Ma soprattutto nel campo dell’economia e della finanza le differenze tra democratici e repubblicani sono inesistenti. Ne fa fede l’accordo tra i parlamentari dei due gruppi per alzare il livello “legale” del debito pubblico federale che è ormai al 100% del Prodotto interno lordo (14.300 miliardi di lettore), e che sale al 130% con il debito degli enti locali. Accordo fatto poter continuare a vivere sulle spalle del resto del mondo che deve fare i conti anche con l’enorme debito commerciale statunitense (650 miliardi di dollari).
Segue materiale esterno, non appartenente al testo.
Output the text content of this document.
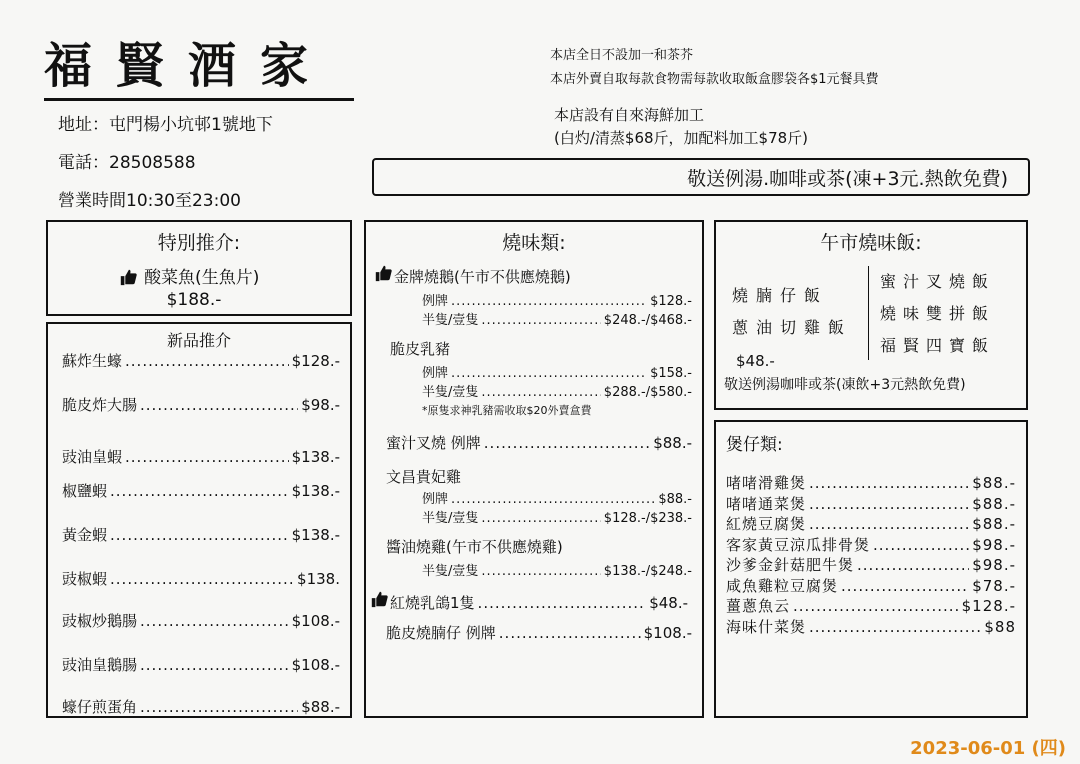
福賢酒家
地址：屯門楊小坑邨1號地下
電話：28508588
營業時間10:30至23:00
本店全日不設加一和茶芥
本店外賣自取每款食物需每款收取飯盒膠袋各$1元餐具費
本店設有自來海鮮加工
(白灼/清蒸$68斤，加配料加工$78斤)
敬送例湯.咖啡或茶(凍+3元.熱飲免費)
特別推介:
酸菜魚(生魚片)
$188.-
新品推介
蘇炸生蠔 .....	$128.-
脆皮炸大腸 .....	$98.-
豉油皇蝦 .....	$138.-
椒鹽蝦 .....	$138.-
黃金蝦 .....	$138.-
豉椒蝦 .....	$138.
豉椒炒鵝腸 .....	$108.-
豉油皇鵝腸 .....	$108.-
蠔仔煎蛋角 .....	$88.-
燒味類:
金牌燒鵝(午市不供應燒鵝)
例牌 .....	$128.-
半隻/壹隻 .....	$248.-/$468.-
脆皮乳豬
例牌 .....	$158.-
半隻/壹隻 .....	$288.-/$580.-
*原隻求神乳豬需收取$20外賣盒費
蜜汁叉燒 例牌 .....	$88.-
文昌貴妃雞
例牌 .....	$88.-
半隻/壹隻 .....	$128.-/$238.-
醬油燒雞(午市不供應燒雞)
半隻/壹隻 .....	$138.-/$248.-
紅燒乳鴿1隻 .....	$48.-
脆皮燒腩仔 例牌 .....	$108.-
午市燒味飯:
燒腩仔飯
蔥油切雞飯
蜜汁叉燒飯
燒味雙拼飯
福賢四寶飯
$48.-
敬送例湯咖啡或茶(凍飲+3元熱飲免費)
煲仔類:
啫啫滑雞煲 .....	$88.-
啫啫通菜煲 .....	$88.-
紅燒豆腐煲 .....	$88.-
客家黃豆涼瓜排骨煲 .....	$98.-
沙爹金針菇肥牛煲 .....	$98.-
咸魚雞粒豆腐煲 .....	$78.-
薑蔥魚云 .....	$128.-
海味什菜煲 .....	$88
2023-06-01 (四)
Appare quindi incredibile che il segretario al Tesoro Usa, Timothy Geithner, abbia avuto la faccia di bronzo di dichiarare che l’Unione Europea non faccia abbastanza per abbattere il proprio debito pubblico. Affermazione doppiata da quella del primo ministro inglese, David Cameron, che ha manifestato tutta la sua preoccupazione per la crisi del debito dei Paesi dell’euro, per i pericoli di un conseguente crollo della moneta unica alla quale Londra non partecipa, pur essendo la City la prima piazza finanziaria mondiale nella quale vengono trattate le obbligazioni in euro e pur essendo i 17 Paesi dell’Eurogruppo i destinatari del 40% delle esportazioni britanniche. Peraltro con un debito pubblico britannico di quasi l’80%  che sale al 200% considerando quello del sistema Paese (famiglie, imprese e sistema finanziario) il signor Cameron dovrebbe avere il buongusto di stare zitto. Non è un caso infatti che anche per colpire l’euro e salvare di riflesso dollaro e sterlina proprio da Wall Street e dalla City siano arrivate le più massicce speculazioni contro i Paesi europei a rischio di bancarotta del debito. Di conseguenza, il fatto che oggi negli Usa stia montando un movimento di massa contro il sistema finanziario e i suoi servi alla Casa Bianca, un movimento non nel sistema ma contro il sistema, deve essere accolto con favore perché testimonia che pure oltre Atlantico la misura è ormai colma e che i cittadini non accettano più di essere derubati dai gangsters di Wall Street e di essere presi in giro dai loro complici politici.